È la pace la bussola della sinistra
8-9 giugno: immaginiamo se alle elezioni europee di un
mese fa si fosse presentata di fronte agli elettori italiani una lista unitaria
per la pace, la giustizia sociale, la solidarietà, con schierati, fianco a fianco,
oltre a Michele Santoro e Raniero la Valle, Mimmo Lucano, Ilaria Salis, Cecilia
Strada, Marco Tarquinio, e qualche altro nome meno noto dalle chiare
credenziali di sinistra e pacifiste… Immaginiamo un risultato a due cifre (del
tutto plausibile, anche solo sommando il 6,7 ottenuto da AVS e il 2,2% di Pace
Terra e Dignità) e l’impatto che un simile messaggio proveniente dall’Italia
avrebbe avuto su un continente impegnato in una folle corsa al riarmo, incapace
anche solo di prendere in considerazione una soluzione politica alla guerra che
insanguina da due anni e mezzo il suo territorio e alle tante altre che,
direttamente o indirettamente, alimenta per ipocrisia, avidità, cinismo…

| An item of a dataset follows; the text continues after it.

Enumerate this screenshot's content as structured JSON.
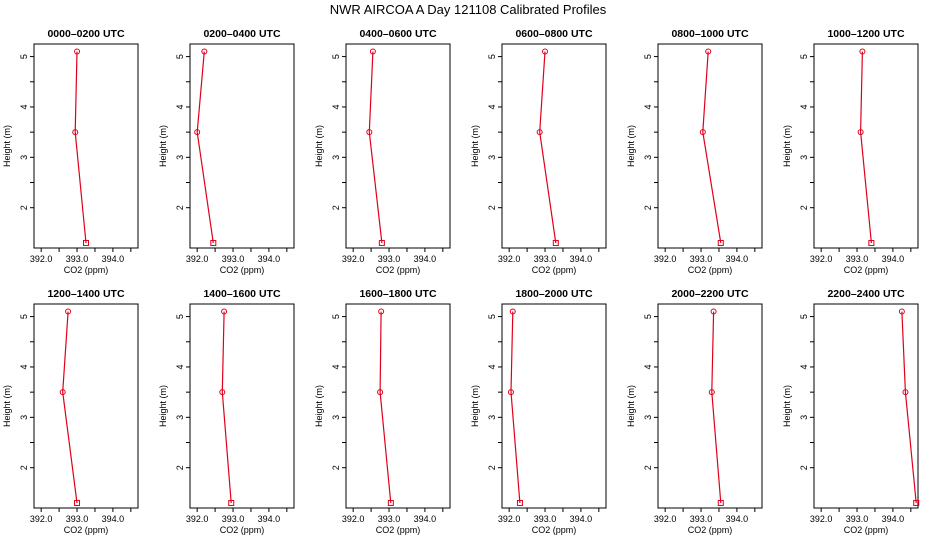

Apriamo gli occhi: non è accaduto. Al di là del flop del progetto capitanato da
Santoro, l’indubbio successo di alcune candidature “pacifiste” presenti in
altre liste lascia l’amaro in bocca per la prevedibile scarsa, o nulla,
possibilità che i neo-eletti avranno di incidere sugli equilibri interni a
gruppi parlamentari fortemente sbilanciati in senso bellicista. Non penso solo
a Socialisti e Democratici, di cui farà parte l’eterogenea pattuglia dei
deputati del PD (composta, tra gli altri, da Brando Benifei, Pina Picerno,
Elisabetta Gualmini, Alessandra Moretti, Irene Tinaglia: tutti nel recente
passato a favore dello storno di fondi UE dalla transizione ecologica alla
produzione di armi), ma ai Verdi europei, in cui confluiranno tutti gli eletti
di AVS, con l’eccezione di Salis e Lucano. Una forza politica che, immemore delle
sue radici pacifiste e anti-militariste, si è negli ultimi anni distinta per
l’oltranzismo guerrafondaio, che non riguarda solo la componente tedesca –
fortemente ridimensionata dal voto – ma l’intero gruppo, firmatario nel
febbraio del 2024 di un Manifesto schierato a favore del “continuo supporto
finanziario e militare” all’Ucraina e dell’ulteriore “rafforzamento” della NATO
(https://transform-italia.it/i-verdi-europei-dal-pacifismo-alla-guerra-permanente/). Che cosa ne pensano i tanti amici
e compagni che hanno votato AVS essenzialmente “per Ilaria Salis”, certi
comunque di scegliere una formazione contraria all’invio delle armi a Kiev, e
che ora, per il gioco perverso delle pluri-candidature, si accorgono di avere
contribuito a rafforzare un gruppo smanioso di sostenere la generalessa Von der
Leyen? Più coerenti con il proclamato posizionamento pacifista sono stati, alla
fine, i 5Stelle, approdati in questi giorni, con Salis e Lucano, nella Left.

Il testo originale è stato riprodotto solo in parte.